Chief Facilities and Operations Officer Don Haydon brought up the issue during the last two Board of Education meetings, saying the school system will need 10 more schools within the next four years.

Wake County voters in 2006 approved selling $970 million in bonds to build 16 new schools and to renovate 17.

There's still $99 million left from that, which Haydon says could build at least two schools.
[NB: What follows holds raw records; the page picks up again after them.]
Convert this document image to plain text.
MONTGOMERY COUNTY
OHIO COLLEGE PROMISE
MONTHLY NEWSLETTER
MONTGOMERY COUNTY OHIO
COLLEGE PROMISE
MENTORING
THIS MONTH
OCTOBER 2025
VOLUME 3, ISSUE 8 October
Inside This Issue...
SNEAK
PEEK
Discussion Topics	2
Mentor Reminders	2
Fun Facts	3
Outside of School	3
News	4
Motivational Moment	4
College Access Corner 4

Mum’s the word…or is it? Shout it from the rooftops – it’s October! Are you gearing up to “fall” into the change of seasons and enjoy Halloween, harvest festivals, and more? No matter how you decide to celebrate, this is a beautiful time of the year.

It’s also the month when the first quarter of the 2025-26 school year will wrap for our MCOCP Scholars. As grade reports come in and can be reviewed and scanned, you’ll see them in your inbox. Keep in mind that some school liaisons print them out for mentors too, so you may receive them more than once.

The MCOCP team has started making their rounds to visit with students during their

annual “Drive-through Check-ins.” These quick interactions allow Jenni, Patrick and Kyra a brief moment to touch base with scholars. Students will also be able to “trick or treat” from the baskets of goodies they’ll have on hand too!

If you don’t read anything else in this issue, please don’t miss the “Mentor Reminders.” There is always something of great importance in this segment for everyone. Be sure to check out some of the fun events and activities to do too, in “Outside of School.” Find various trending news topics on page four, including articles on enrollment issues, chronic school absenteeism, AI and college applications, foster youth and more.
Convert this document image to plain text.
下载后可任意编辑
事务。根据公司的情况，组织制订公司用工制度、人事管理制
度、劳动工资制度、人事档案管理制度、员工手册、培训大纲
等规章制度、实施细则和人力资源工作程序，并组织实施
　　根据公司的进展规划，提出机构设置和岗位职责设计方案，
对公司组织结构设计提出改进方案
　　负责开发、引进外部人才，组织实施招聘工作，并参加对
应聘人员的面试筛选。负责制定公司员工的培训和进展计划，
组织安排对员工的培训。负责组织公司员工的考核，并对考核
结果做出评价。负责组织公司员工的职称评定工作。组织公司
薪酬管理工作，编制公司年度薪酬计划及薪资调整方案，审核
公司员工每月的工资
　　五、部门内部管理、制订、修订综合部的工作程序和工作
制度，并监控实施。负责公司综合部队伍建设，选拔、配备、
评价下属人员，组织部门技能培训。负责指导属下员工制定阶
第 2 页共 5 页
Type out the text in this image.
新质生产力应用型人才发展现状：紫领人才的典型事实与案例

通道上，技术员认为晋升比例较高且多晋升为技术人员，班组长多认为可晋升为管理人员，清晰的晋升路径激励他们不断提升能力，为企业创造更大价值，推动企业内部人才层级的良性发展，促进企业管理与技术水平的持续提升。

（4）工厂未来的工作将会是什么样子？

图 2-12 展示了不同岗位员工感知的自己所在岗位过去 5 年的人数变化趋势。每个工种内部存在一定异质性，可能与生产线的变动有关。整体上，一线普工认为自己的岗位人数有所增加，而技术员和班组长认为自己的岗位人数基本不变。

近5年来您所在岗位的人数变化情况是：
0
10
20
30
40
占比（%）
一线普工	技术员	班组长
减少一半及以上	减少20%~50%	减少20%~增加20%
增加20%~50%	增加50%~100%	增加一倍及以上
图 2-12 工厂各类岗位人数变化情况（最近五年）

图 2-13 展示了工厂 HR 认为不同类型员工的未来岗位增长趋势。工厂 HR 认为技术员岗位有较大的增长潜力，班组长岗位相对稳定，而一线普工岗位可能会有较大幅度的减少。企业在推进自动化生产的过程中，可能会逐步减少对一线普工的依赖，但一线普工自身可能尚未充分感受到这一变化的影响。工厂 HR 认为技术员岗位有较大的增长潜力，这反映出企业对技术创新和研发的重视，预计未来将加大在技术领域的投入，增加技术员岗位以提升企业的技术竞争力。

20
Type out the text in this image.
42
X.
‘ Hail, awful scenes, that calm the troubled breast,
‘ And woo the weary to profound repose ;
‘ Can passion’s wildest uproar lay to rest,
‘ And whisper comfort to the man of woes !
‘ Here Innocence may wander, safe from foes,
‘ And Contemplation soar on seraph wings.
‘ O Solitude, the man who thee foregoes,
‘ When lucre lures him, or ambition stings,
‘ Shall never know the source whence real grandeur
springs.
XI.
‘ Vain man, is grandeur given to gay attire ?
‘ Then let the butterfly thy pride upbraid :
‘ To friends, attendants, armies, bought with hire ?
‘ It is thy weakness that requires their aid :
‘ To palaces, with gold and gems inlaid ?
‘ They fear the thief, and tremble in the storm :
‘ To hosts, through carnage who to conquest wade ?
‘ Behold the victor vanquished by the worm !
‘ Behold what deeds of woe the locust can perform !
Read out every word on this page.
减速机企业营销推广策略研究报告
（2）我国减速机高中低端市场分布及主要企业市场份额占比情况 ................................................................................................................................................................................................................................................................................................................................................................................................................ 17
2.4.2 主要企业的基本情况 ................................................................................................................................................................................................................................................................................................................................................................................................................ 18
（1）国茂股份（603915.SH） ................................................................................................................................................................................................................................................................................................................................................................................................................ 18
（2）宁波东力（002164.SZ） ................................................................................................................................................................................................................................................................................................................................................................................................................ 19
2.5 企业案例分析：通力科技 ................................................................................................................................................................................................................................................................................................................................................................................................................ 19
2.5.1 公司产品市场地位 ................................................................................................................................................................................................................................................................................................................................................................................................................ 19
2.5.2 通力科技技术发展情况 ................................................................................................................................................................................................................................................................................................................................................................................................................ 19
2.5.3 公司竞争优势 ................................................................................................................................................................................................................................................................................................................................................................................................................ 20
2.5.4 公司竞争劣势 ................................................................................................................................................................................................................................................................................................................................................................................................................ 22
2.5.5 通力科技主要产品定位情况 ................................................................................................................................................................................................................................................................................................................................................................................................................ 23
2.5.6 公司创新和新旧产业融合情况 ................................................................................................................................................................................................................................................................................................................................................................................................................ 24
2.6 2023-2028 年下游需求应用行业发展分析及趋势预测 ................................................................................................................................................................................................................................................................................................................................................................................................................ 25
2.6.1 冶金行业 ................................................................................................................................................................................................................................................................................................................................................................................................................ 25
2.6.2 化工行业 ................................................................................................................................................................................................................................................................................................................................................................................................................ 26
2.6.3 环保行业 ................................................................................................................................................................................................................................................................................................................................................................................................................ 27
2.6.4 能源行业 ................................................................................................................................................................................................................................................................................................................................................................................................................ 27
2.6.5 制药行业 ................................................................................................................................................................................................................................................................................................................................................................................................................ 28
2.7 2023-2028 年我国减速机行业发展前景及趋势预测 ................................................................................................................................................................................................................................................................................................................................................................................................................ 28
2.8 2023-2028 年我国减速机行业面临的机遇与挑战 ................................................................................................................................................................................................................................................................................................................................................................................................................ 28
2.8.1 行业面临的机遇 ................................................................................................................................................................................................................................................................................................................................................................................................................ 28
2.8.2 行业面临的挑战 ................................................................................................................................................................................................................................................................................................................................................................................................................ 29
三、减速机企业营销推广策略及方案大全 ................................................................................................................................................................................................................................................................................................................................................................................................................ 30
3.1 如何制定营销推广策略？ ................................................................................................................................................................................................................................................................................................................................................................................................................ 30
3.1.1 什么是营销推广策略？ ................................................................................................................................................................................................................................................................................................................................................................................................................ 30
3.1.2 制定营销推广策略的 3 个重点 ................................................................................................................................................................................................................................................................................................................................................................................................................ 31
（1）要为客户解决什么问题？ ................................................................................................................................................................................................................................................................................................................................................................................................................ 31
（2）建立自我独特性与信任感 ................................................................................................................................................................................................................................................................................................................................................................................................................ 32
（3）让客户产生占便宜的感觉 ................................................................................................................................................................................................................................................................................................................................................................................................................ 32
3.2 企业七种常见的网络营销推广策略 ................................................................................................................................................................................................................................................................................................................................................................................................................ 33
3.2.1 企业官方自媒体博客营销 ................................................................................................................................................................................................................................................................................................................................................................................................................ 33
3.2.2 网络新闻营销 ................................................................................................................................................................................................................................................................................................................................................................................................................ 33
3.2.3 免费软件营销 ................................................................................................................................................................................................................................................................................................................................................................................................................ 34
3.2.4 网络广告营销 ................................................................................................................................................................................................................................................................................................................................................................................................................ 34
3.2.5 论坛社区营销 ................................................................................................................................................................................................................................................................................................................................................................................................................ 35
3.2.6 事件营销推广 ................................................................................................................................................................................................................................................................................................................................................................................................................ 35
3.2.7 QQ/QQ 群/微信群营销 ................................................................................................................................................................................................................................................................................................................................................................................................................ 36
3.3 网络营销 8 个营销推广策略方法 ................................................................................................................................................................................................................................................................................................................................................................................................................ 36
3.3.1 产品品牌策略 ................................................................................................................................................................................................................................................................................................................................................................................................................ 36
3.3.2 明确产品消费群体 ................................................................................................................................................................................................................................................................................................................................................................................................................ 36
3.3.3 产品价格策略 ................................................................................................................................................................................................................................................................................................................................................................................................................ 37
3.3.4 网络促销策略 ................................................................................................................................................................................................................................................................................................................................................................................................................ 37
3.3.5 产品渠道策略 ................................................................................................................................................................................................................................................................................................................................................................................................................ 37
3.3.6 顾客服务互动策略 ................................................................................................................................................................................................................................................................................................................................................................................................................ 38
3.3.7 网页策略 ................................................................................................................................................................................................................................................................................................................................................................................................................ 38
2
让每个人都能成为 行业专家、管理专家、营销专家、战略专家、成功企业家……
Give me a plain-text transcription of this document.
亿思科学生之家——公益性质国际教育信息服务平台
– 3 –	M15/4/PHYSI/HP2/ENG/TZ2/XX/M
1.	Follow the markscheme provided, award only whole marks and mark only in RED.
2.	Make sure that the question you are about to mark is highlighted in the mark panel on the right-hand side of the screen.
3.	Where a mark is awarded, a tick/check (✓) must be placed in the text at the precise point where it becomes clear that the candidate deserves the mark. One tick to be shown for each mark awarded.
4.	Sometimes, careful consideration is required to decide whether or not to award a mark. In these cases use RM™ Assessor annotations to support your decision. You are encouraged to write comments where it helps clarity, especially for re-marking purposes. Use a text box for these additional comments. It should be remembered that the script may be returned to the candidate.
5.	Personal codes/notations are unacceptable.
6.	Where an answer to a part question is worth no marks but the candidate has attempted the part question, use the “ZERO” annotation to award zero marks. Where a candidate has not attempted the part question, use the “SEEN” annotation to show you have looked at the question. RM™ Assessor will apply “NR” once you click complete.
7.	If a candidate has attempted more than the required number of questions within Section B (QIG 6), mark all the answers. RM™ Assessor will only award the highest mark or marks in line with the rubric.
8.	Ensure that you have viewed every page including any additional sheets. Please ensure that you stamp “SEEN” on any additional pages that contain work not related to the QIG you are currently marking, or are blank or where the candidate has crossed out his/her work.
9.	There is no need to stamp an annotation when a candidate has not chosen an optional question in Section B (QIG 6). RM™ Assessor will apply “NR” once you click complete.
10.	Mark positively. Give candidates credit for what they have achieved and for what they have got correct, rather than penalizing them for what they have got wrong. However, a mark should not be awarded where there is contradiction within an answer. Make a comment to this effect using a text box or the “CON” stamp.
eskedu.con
The question, however, is how to spend that funding.

The school board's vice chairman, John Tedesco, says that nearly 17 percent of Wake County's classrooms are in temporary or mobile units.

He wants to see the money left from the last bond referendum go first toward addressing space issues at schools with a high number of mobile classrooms.

"It makes for very uncomfortable and unproductive environments for children when you cram 40 mobile units and 30 percent of a student population into a school," he said.

How the school system spends the current funding and any future funding is still unclear.

The school board first wants to see what student distribution would look like under a new assignment plan that would be implemented in the 2012-13 school year.

The next step would be asking voters to help pay for it.

"We probably have got to get that bond referendum out to the public to consider by 2013, at a minimum," Tedesco said.

Superintendent Tony Tata plans to brief the board on the results of a trial run of the new student assignment plan on Tuesday.

Board members will take up the school construction issue again once they have those numbers.